As soon as Mr. Wellies and I finished our celebratory dinner, we called our family and friends to share the good news. Reactions to our engagement were mixed, to say the least. Some people didn’t understand why I was the one who had proposed.
“Why didn’t you wait for him to ask?”
“Women do that nowadays?”
“Is there something you’re not telling me?” (I took this to mean they thought I was pregnant and it was going to be a shotgun wedding.)
Others were incredibly supportive: shouts of joy, offers of congratulations, and (a blessed reprieve) absolutely no judgment.

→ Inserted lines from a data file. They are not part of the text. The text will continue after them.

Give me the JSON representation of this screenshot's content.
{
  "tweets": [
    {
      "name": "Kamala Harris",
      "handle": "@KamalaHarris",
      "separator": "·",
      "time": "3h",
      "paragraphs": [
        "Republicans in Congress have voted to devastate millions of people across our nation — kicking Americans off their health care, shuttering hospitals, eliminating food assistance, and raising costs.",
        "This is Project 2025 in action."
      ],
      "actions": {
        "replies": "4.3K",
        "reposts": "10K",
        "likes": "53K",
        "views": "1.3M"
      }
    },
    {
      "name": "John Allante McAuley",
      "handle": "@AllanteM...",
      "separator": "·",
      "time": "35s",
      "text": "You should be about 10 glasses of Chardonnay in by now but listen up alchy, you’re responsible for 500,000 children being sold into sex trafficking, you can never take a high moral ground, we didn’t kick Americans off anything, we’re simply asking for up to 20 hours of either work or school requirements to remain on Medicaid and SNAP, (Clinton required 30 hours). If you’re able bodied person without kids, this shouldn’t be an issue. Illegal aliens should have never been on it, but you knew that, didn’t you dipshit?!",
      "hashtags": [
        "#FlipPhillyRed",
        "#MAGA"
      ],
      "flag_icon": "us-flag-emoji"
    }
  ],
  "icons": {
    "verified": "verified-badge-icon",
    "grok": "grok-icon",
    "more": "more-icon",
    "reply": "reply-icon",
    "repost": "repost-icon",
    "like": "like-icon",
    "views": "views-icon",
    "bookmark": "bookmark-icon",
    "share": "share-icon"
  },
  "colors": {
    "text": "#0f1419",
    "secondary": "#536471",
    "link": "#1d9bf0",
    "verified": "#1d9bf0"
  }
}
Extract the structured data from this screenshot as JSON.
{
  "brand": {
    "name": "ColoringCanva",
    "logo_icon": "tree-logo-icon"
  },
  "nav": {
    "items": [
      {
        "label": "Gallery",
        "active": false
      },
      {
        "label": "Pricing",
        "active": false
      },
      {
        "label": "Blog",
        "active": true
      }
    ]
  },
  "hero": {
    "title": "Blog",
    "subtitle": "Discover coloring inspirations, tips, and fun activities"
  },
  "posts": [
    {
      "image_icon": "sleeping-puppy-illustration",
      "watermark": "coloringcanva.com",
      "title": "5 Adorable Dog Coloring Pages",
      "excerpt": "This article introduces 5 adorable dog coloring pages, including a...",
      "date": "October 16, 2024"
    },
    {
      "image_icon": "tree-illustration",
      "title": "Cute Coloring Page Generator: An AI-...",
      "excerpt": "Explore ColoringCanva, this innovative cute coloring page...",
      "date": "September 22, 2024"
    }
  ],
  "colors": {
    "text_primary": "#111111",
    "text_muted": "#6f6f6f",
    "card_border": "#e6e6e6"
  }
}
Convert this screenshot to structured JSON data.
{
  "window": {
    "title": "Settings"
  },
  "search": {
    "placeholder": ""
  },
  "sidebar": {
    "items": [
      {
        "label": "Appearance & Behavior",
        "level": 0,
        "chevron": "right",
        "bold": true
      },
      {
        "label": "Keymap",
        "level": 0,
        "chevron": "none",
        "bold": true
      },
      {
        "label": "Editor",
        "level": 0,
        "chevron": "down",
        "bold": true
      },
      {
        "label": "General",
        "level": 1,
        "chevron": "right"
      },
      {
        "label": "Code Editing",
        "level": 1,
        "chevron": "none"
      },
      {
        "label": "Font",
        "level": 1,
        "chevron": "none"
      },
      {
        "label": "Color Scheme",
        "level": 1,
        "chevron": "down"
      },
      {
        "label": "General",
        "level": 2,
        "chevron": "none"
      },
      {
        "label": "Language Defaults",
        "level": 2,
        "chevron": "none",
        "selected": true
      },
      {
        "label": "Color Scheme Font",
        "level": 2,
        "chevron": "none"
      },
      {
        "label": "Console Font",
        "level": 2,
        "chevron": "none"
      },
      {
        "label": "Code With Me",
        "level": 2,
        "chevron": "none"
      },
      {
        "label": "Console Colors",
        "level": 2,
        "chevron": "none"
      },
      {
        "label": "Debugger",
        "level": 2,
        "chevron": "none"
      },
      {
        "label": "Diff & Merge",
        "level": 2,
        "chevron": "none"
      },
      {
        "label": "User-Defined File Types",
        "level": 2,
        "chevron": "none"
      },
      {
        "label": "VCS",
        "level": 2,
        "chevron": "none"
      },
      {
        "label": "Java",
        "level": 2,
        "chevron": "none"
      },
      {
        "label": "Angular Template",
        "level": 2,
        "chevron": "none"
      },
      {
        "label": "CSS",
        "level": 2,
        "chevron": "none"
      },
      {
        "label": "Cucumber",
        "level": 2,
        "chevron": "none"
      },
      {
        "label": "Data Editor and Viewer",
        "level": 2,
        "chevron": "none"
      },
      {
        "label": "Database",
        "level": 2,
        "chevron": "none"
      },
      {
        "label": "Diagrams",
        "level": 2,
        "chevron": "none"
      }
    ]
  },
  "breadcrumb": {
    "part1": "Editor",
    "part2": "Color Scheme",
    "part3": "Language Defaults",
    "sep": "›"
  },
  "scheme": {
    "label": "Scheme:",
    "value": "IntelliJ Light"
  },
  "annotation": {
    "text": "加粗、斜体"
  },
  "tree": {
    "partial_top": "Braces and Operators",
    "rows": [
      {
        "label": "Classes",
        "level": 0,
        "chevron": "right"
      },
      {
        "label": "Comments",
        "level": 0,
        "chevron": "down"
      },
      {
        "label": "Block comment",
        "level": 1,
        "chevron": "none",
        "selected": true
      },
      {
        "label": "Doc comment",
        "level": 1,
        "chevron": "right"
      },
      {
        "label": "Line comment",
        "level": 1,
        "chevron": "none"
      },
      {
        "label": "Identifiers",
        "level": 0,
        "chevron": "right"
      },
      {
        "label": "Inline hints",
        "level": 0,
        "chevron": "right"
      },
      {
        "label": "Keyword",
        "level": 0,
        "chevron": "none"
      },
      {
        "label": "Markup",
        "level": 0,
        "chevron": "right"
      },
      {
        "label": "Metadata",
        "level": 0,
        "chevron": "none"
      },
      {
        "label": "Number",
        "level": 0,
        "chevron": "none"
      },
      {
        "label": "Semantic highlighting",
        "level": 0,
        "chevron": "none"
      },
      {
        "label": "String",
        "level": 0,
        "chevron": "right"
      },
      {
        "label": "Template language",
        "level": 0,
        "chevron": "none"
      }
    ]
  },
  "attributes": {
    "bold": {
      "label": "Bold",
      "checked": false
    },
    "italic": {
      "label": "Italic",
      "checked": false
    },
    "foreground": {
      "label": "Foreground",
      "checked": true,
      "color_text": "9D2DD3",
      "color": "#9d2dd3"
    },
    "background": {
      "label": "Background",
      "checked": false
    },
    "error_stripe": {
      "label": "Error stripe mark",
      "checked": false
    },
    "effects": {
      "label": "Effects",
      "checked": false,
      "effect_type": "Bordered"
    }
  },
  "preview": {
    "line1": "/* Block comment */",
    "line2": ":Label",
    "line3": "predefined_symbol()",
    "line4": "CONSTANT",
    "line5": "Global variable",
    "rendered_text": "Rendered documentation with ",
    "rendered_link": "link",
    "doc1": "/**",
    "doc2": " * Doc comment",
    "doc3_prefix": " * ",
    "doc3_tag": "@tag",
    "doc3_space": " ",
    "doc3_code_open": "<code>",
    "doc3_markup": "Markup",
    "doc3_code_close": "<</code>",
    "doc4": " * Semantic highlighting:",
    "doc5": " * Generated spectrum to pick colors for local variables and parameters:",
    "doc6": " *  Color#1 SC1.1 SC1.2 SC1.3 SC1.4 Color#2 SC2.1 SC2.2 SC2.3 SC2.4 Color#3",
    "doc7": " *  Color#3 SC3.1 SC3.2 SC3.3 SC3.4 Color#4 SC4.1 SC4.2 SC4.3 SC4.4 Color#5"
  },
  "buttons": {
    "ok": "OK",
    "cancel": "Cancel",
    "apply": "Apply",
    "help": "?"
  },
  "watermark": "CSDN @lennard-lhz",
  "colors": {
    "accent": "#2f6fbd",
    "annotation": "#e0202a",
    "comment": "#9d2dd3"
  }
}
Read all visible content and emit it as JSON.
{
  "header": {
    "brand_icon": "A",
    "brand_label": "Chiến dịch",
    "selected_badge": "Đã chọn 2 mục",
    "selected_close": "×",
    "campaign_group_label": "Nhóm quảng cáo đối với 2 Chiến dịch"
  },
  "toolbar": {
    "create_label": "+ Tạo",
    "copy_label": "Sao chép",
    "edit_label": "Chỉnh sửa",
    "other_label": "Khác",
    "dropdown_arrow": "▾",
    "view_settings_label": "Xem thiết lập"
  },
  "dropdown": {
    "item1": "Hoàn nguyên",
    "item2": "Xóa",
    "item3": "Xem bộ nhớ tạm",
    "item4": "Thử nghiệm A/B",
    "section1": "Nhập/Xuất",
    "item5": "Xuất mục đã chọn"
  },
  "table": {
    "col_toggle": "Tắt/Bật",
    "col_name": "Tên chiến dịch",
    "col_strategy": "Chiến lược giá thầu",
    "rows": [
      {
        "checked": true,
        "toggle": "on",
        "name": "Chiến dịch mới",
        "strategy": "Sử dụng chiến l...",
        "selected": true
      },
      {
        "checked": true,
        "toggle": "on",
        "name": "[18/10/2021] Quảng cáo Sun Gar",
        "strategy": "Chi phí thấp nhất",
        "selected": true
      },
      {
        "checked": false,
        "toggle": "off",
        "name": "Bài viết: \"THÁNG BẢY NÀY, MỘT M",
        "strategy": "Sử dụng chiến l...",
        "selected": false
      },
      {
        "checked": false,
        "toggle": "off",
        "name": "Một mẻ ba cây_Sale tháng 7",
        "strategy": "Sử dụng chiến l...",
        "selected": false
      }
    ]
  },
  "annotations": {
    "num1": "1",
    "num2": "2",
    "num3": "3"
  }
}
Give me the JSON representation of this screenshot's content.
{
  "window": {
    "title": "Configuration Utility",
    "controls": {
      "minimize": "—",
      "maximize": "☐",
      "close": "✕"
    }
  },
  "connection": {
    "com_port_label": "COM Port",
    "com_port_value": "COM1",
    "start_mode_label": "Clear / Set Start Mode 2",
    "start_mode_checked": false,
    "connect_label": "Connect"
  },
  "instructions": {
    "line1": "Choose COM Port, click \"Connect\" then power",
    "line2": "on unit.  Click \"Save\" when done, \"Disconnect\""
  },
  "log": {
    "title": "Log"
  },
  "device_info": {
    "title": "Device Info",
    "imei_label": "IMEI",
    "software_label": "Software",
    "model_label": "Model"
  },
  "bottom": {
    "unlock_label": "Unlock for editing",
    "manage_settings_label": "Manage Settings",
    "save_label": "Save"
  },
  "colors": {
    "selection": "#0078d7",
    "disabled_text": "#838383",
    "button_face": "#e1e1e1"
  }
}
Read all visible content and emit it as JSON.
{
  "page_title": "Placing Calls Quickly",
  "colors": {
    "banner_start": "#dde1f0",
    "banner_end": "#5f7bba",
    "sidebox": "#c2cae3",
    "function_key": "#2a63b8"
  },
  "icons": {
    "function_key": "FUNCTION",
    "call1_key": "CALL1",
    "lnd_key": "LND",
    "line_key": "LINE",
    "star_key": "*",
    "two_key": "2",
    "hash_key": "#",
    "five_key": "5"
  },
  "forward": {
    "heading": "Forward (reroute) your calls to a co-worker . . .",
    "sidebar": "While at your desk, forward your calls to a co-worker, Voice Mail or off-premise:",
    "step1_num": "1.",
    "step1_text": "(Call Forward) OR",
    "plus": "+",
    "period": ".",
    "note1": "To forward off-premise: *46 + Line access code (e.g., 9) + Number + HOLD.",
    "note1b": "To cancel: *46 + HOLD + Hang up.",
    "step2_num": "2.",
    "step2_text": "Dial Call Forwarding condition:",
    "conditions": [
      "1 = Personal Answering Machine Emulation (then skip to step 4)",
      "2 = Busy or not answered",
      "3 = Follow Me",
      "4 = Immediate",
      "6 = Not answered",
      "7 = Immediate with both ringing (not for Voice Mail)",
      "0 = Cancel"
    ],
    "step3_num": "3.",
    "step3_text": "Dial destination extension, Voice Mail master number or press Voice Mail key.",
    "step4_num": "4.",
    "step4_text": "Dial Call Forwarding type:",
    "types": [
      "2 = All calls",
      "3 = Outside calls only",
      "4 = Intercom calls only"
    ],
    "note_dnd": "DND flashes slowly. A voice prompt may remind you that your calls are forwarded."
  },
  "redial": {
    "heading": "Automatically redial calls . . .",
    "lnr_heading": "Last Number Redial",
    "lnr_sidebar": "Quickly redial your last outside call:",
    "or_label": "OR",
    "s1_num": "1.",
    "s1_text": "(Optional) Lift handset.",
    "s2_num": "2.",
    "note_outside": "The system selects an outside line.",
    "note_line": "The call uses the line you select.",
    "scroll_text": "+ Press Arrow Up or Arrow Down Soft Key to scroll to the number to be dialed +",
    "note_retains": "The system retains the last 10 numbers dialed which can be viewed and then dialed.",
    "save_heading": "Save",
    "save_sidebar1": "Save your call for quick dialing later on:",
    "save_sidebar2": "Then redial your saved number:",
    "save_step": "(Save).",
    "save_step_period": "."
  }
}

When I decided to propose, I knew the response from our friends and family wasn’t going be 100% positive. One conversation even involved someone trying to talk me out of it, and I hung up the phone in tears. I understand that it’s very traditional for the man to ask the woman; anything that strays from convention isn’t easily embraced. Still, it hurt that some of my loved ones weren’t immediately happy for me. I couldn’t help but wonder: Would everyone have been ecstatic if Mr. Wellies had been the one to propose?
Despite the conflicting responses, Mr. Wellies was thrilled, and that’s what matters most. He said it took a huge weight off his shoulders; since we were going to start looking for a house in the near future, he had been worried about finding the time to plan a special proposal. The fact that I decided to propose took away the guilt he felt for keeping me waiting.
After informing them of my plans to propose, a family member encouraged me to do whatever I thought was fitting for us as a couple, and that’s exactly what I did. Looking back, the proposal was everything I wanted. I can truly say I have no regrets. As for Mr. Wellies? “All I can say is that it was wonderful.”
Have you made a major life decision without support from your friends or family?